This reverts commit 646489a.
This reverts commit 646489a.
Revert "Replace Enhanced Colors with Color Schemes (#39792)"
In VS 16.0 we introduced Enhanced Colors for C# and Basic. This worked by updating the users configured colors to match either the Enhanced scheme or the Visual Studio 2017 (Classic) theme. The user would choose whether to use the Enhanced colors by setting a checkbox in Tools > Options > Text Editor > C# | Basic > Advanced. We would then attempt to apply the correct colors on VS start and when the VS theme was changed.
One problem with this approach is that the default colors from the Fonts and Colors options page were always the VS2017 colors. This would cause confusion when users had opted-in to the Enhanced colors but tried to reset custom colors that they had applied.
Another problem is that we tried to Apply the colors on top of the user's configured colors. There are several open feedbacks reporting application of colors either failed or, since they were applied, are now synching over affecting the user's other VS installs in unexpected ways.
In 16.3 the C++ team implemented Color Schemes support. Their approach was different from ours in that they wrote the colors into the VS registry overwriting defaults for each of the 4 in-box themes (Light, Blue, Blue (Extra Contrast), and Dark), meaning 'Use Defaults' in Fonts and Colors worked. They also never changed the users configured colors which avoided any potential partial application or synching issues.
For 16.4 we want to adopt this same method of controlling the editor's color scheme for Roslyn. There is no longer a checkbox for 'Use enhanced colors for C# and Basic'. Instead we have a dropdown where a user will select either Enhanced or Visual Studio 2017. For new VS users this will default to Enhanced. For users of previous versions of 16, we will migrate over the user's choice from the checkbox experience with one exception.

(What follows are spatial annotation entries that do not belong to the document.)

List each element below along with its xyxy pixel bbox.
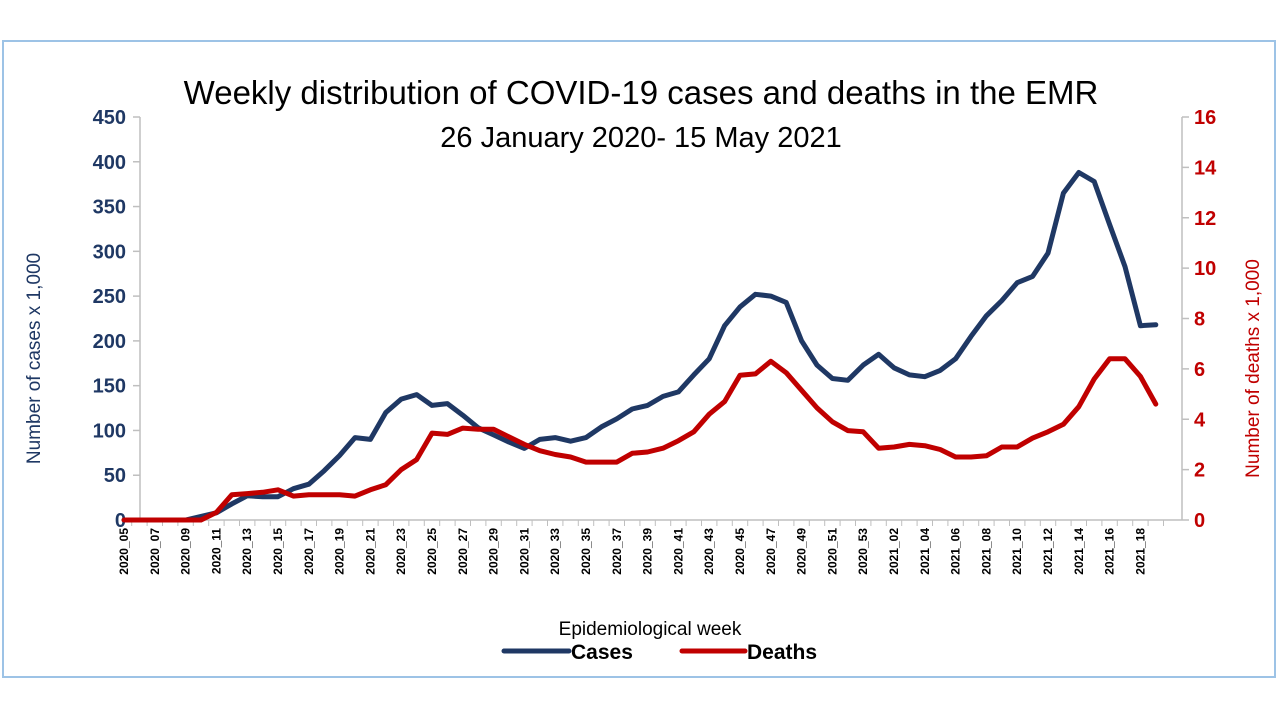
x-tick-label: 2020_49 [795, 528, 809, 575]
chart-subtitle: 26 January 2020- 15 May 2021 [440, 122, 841, 154]
x-tick-label: 2021_06 [949, 528, 963, 575]
right-tick-label: 14 [1194, 157, 1217, 179]
x-tick-label: 2020_19 [333, 528, 347, 575]
y-axis-title-right: Number of deaths x 1,000 [1243, 259, 1264, 478]
x-tick-label: 2020_21 [363, 528, 377, 575]
left-tick-label: 200 [93, 331, 126, 353]
x-tick-label: 2020_41 [671, 528, 685, 575]
x-tick-label: 2020_31 [517, 528, 531, 575]
left-tick-label: 100 [93, 420, 126, 442]
right-tick-label: 6 [1194, 359, 1205, 381]
left-tick-label: 250 [93, 286, 126, 308]
x-tick-label: 2020_11 [209, 528, 223, 574]
x-tick-label: 2020_51 [825, 528, 839, 575]
x-tick-label: 2021_02 [887, 528, 901, 575]
x-tick-label: 2021_12 [1041, 528, 1055, 575]
x-tick-label: 2020_39 [641, 528, 655, 575]
x-tick-label: 2020_13 [240, 528, 254, 575]
x-tick-label: 2021_10 [1010, 528, 1024, 575]
x-tick-label: 2020_15 [271, 528, 285, 575]
left-tick-label: 450 [93, 107, 126, 129]
left-tick-label: 350 [93, 197, 126, 219]
x-tick-label: 2020_29 [487, 528, 501, 575]
x-tick-label: 2021_14 [1072, 528, 1086, 575]
right-tick-label: 10 [1194, 258, 1216, 280]
left-tick-label: 400 [93, 152, 126, 174]
x-tick-label: 2021_16 [1103, 528, 1117, 575]
x-tick-label: 2020_43 [702, 528, 716, 575]
x-tick-label: 2020_37 [610, 528, 624, 575]
x-tick-label: 2020_45 [733, 528, 747, 575]
right-tick-label: 12 [1194, 208, 1216, 230]
x-tick-label: 2020_35 [579, 528, 593, 575]
left-tick-label: 50 [104, 465, 126, 487]
legend-label-cases: Cases [571, 641, 633, 664]
x-tick-label: 2020_17 [302, 528, 316, 575]
right-tick-label: 2 [1194, 460, 1205, 482]
x-axis-title: Epidemiological week [559, 619, 742, 640]
x-tick-label: 2020_09 [179, 528, 193, 575]
series-line-cases [121, 170, 1159, 523]
left-tick-label: 150 [93, 376, 126, 398]
x-tick-label: 2021_04 [918, 528, 932, 575]
x-tick-label: 2020_33 [548, 528, 562, 575]
chart-svg: Weekly distribution of COVID-19 cases an… [24, 74, 1264, 664]
right-tick-label: 16 [1194, 107, 1216, 129]
left-tick-label: 0 [115, 510, 126, 532]
legend: Cases Deaths [501, 641, 817, 664]
right-tick-label: 4 [1194, 409, 1206, 431]
y-axis-title-left: Number of cases x 1,000 [24, 253, 45, 464]
chart-frame: Weekly distribution of COVID-19 cases an… [2, 40, 1276, 678]
right-tick-label: 0 [1194, 510, 1205, 532]
legend-label-deaths: Deaths [747, 641, 817, 664]
x-tick-label: 2020_23 [394, 528, 408, 575]
x-tick-label: 2020_25 [425, 528, 439, 575]
chart-title: Weekly distribution of COVID-19 cases an… [184, 74, 1099, 111]
left-axis-ticks: 0 50 100 150 200 250 300 350 400 450 [93, 107, 140, 532]
left-tick-label: 300 [93, 241, 126, 263]
x-tick-label: 2020_47 [764, 528, 778, 575]
x-tick-label: 2021_18 [1133, 528, 1147, 575]
x-tick-label: 2020_07 [148, 528, 162, 575]
x-tick-label: 2021_08 [979, 528, 993, 575]
x-axis-ticks: 2020_05 2020_07 2020_09 2020_11 2020_13 2020_… [117, 520, 1164, 575]
right-tick-label: 8 [1194, 309, 1205, 331]
x-tick-label: 2020_05 [117, 528, 131, 575]
series-line-deaths [121, 356, 1159, 523]
x-tick-label: 2020_53 [856, 528, 870, 575]
right-axis-ticks: 0 2 4 6 8 10 12 14 16 [1182, 107, 1217, 532]
x-tick-label: 2020_27 [456, 528, 470, 575]
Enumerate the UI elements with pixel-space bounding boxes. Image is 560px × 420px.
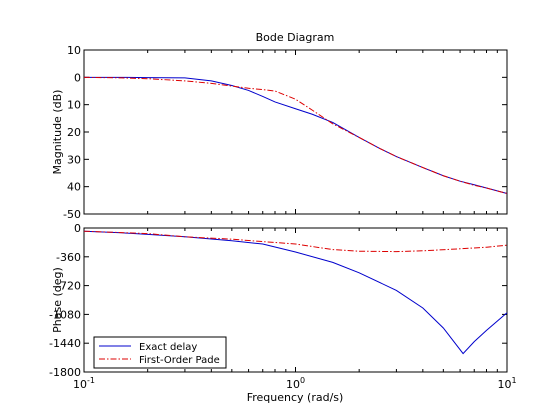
magnitude-ytick-label: -50 [63,208,81,221]
phase-series-first-order-pade [83,230,508,253]
x-axis-label: Frequency (rad/s) [247,391,344,404]
magnitude-ytick-label: 0 [74,71,81,84]
legend-label: First-Order Pade [139,355,220,366]
phase-ytick-label: -1800 [49,366,81,379]
legend-box [93,336,227,369]
magnitude-panel: 10 0 10 20 30 40 -50 Magnitude (dB) [51,44,508,221]
x-tick-label: 10-1 [73,376,95,391]
magnitude-ytick-label: 10 [67,44,81,57]
magnitude-ytick-label: 30 [67,153,81,166]
phase-ytick-label: -1440 [49,337,81,350]
magnitude-series-first-order-pade [83,76,508,194]
phase-ytick-label: -1080 [49,308,81,321]
legend: Exact delay First-Order Pade [93,336,227,369]
magnitude-ytick-label: 40 [67,181,81,194]
magnitude-y-axis-label: Magnitude (dB) [51,90,64,175]
x-tick-label: 101 [497,376,516,391]
phase-ytick-label: -720 [56,280,81,293]
phase-panel: 0 -360 -720 -1080 -1440 -1800 Phase (deg) [49,222,508,379]
phase-y-axis-label: Phase (deg) [51,267,64,333]
magnitude-ytick-label: 20 [67,126,81,139]
x-tick-label: 100 [286,376,305,391]
phase-ytick-label: 0 [74,222,81,235]
magnitude-ytick-label: 10 [67,99,81,112]
chart-title: Bode Diagram [256,31,335,44]
phase-ytick-label: -360 [56,251,81,264]
legend-label: Exact delay [139,342,197,353]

Previously when the user had customized any of the classification colors that we were interested in, we would not apply colors. To retain this behavior, on first launch of this build during the migration we will set the Color Scheme to Visual Studio 2017 even if Use Enhanced colors was checked.
As a consequence of moving from the old approach (updating user colors) to this new approach (updating default colors) is that we want the user's colors to be defaulted so that the default colors can come through. To account for this, the first time each of the in-box themes are loaded we will walk the user's colors and default the classifications that match the scheme's colors. After this initial defaulting, we will make no attempts at updating user colors and any incomplete migration would be resolved by using the 'Use Defaults' button in Fonts and Colors.
For VS themes that have been customized in Fonts and Colors a warning will be displayed.

For custom VS themes a warning will be displayed and the dropdown will be hidden.

This change involves removing our classification colors from the VS repo and moving them into Roslyn. At the time this is inserted we will replace our colors in the VS EditorColors.xml with a comment about where they have moved.